Выбрать главу

«Ходи, Харитон, смотри, да не все к сердцу принимай, — советовал мне как-то немощный дедусь по ту сторону Днепра. — Отворачивайся, беги, если некуда отвернуться будет, а то такого насмотришься, что и сам себя погубишь… Вспоминай что-нибудь свое, детское, хорошее, что с тобою было когда-то, — вот и станешь забывать дурное».

Хорошее… Если бы оно было!

«Крр…» — сыто, удовлетворенно каркнул ворон позади.

И снова встал передо мной закат солнца, пробитый в нескольких местах шлем и новенькая гимнастерка, что трепетала на ветру, словно жаждала полететь в меркнущее вечернее небо…

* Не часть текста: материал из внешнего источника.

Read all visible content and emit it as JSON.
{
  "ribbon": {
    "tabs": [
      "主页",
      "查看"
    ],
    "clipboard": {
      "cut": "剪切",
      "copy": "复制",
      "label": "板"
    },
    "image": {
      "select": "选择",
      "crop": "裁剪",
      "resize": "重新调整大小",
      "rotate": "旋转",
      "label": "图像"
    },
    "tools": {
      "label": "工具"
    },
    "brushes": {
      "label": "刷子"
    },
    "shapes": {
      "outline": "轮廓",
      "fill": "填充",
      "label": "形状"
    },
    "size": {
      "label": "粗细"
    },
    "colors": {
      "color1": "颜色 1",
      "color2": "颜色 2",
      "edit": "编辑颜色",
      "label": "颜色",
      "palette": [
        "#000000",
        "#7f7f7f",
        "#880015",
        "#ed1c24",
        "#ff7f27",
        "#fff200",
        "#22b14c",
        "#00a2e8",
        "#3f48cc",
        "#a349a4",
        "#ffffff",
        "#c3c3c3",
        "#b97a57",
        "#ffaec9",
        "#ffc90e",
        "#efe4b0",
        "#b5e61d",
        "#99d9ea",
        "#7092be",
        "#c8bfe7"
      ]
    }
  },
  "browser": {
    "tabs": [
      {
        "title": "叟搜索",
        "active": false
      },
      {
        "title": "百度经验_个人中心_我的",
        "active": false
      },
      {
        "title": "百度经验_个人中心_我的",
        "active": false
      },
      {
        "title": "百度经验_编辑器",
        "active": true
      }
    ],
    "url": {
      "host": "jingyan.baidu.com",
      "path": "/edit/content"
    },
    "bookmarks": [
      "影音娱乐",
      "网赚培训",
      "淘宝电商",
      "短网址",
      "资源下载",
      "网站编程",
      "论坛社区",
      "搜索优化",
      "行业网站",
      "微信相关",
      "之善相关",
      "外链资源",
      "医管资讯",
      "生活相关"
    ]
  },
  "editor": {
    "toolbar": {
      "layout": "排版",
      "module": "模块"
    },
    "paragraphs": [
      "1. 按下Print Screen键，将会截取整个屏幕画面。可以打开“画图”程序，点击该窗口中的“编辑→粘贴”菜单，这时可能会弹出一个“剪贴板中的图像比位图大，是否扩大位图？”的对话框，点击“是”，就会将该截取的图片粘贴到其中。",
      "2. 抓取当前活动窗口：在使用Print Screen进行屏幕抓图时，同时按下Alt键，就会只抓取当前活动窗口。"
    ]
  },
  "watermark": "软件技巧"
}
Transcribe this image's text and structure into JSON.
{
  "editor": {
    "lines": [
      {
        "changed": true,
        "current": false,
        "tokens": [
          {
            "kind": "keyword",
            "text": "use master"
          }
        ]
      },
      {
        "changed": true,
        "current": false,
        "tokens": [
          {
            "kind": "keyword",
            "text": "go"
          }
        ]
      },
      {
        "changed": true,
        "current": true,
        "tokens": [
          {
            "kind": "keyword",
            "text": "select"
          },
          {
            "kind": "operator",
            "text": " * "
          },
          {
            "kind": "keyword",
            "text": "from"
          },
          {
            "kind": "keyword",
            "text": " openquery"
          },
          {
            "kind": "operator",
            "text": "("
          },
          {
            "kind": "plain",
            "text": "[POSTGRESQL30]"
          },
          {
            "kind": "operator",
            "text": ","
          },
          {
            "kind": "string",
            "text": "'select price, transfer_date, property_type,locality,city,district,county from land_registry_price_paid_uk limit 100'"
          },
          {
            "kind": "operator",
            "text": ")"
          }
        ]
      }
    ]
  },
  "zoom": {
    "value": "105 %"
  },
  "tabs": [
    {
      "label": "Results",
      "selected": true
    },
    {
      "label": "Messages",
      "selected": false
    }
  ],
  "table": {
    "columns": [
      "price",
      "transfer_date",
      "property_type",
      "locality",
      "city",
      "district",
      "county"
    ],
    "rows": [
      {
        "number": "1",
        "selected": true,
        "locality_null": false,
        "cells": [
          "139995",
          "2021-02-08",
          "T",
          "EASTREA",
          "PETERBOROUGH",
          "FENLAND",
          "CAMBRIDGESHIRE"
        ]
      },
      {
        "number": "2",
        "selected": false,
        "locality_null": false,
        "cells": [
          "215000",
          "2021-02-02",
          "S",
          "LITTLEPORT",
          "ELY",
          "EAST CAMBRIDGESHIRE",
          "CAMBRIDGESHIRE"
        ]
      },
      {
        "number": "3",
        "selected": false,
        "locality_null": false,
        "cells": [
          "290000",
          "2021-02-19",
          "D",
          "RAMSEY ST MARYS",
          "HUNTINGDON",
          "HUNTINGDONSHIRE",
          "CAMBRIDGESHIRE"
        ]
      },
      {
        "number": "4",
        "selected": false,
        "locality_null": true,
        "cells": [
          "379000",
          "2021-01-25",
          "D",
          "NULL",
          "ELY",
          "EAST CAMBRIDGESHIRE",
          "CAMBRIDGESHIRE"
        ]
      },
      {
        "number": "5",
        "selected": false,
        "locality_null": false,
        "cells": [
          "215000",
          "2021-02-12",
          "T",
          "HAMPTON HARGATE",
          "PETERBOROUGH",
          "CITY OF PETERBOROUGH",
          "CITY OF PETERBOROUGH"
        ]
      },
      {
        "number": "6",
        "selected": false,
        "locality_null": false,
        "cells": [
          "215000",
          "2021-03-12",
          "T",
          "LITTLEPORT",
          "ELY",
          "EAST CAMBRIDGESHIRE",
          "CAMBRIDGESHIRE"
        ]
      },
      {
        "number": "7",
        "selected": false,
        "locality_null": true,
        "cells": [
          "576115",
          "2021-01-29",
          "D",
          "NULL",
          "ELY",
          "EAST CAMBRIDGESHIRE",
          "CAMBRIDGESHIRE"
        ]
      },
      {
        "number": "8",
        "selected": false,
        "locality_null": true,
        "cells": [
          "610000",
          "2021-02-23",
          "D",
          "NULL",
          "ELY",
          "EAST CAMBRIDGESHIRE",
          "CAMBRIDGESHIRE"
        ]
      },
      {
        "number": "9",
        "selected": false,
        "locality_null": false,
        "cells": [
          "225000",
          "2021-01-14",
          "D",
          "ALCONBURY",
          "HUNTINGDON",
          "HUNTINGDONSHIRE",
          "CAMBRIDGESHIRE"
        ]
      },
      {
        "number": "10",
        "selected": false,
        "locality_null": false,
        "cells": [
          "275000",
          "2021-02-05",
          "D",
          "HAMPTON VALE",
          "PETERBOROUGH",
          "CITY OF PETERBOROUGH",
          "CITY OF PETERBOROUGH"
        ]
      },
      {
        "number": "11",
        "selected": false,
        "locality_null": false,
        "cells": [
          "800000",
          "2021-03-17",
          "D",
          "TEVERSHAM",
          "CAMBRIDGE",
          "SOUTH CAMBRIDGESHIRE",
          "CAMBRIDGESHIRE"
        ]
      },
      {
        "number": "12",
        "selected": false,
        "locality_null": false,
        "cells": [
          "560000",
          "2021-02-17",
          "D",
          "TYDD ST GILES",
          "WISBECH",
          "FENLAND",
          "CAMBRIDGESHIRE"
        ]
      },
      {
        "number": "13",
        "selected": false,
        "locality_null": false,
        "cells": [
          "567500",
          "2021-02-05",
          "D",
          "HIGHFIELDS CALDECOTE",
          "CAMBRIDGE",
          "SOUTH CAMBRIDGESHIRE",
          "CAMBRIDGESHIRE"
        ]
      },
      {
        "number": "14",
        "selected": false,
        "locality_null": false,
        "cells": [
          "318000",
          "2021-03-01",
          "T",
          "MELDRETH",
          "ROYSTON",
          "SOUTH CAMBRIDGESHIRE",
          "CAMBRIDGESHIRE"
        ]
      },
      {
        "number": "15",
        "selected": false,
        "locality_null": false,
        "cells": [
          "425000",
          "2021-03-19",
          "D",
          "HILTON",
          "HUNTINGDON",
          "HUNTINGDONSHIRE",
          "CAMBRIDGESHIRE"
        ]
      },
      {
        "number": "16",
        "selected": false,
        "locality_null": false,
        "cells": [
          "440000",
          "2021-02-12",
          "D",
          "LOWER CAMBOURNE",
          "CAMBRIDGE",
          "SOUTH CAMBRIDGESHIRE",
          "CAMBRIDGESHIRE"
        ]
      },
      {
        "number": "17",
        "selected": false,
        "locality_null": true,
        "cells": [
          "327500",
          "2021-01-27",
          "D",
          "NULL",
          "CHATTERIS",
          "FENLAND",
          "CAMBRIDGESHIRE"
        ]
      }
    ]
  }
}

Я ночевал тогда в небольшом хуторе, запруженном немецкими мотоциклистами. В каждом дворе под стенами хат и сараев стояло по три, а то и по четыре мотоцикла с колясками и затянутыми в брезентовые чехлы пулеметами. Не было их только возле одной хаты, низенькой, обшарпанной, в которой жила, как мне сказали, «беспалая Ленка». Ни огорода, ни садика, ни хотя бы куста смородины вокруг — пустырь, выгоревший молочай и кашка. Под завалинкой вровень с окнами росла старая аж красная крапива, а в хате было смрадно и грязно: стены голые, рябые — засиженные мухами, по углам качались серые, тяжелые от пыли кошельки из паутины, лишь над примисткой[4], отшлифованной до воскового блеска, висел старый порыжевший рушник с вышитой черными нитками угрюмой надписью: «Под крестом моя могила, на кресте моя любовь».

Ленка приняла меня на ночлег в боковушку с разваленной печкой. Еще тут стоял трухлявый верстак, на котором, должно быть, давно не столярничали, и точило, а маленькое перекошенное окошко у самой земли заросло пылью и паутиной так, что едва серело в темноте.

«Есть не дам, самой нечего», — сказала Ленка (от нее несло самогоном) и хотела закрыть за мною дверь, но она не закрывалась, потому что вошла нижней частью в земляной пол.

Потом Ленка пила из бутылки, ела чищеные перезревшие огурцы, макая их в соль, высыпанную прямо на стол, хрипло смеялась, ругалась, передразнивала кого-то, а натешившись таким образом, завела жалобную песню про коногона, растрогалась, заплакала и сказала:

«Эй ты, шкварка! Иди поешь».

Я ответил, что не голоден.

«Брезгуешь, мерзавец? Ты гляди, какой фу-ты нуты… А я, чтоб ты знал, аккуратнее всех вот тут в селе хозяек. Думаешь, я родилась калекой? Дудки! Я до войны шахтеркой была, плитовой. Я одной рукой груженый вагон переворачивала, чтобы ты знал, пока пальцы не прищемило. И кавалеров имела — закачаешься! А платья носила… Тут сроду никто таких не носил: маркизетовые, насквозь просвечивались!»

Она вздохнула, кинула бутылку под лавку и запела слабеньким хриплым голосом:

Ночка-х тьома, тьомная-х, Ночка тьомная-х, тьомная, Освящают хвонаря…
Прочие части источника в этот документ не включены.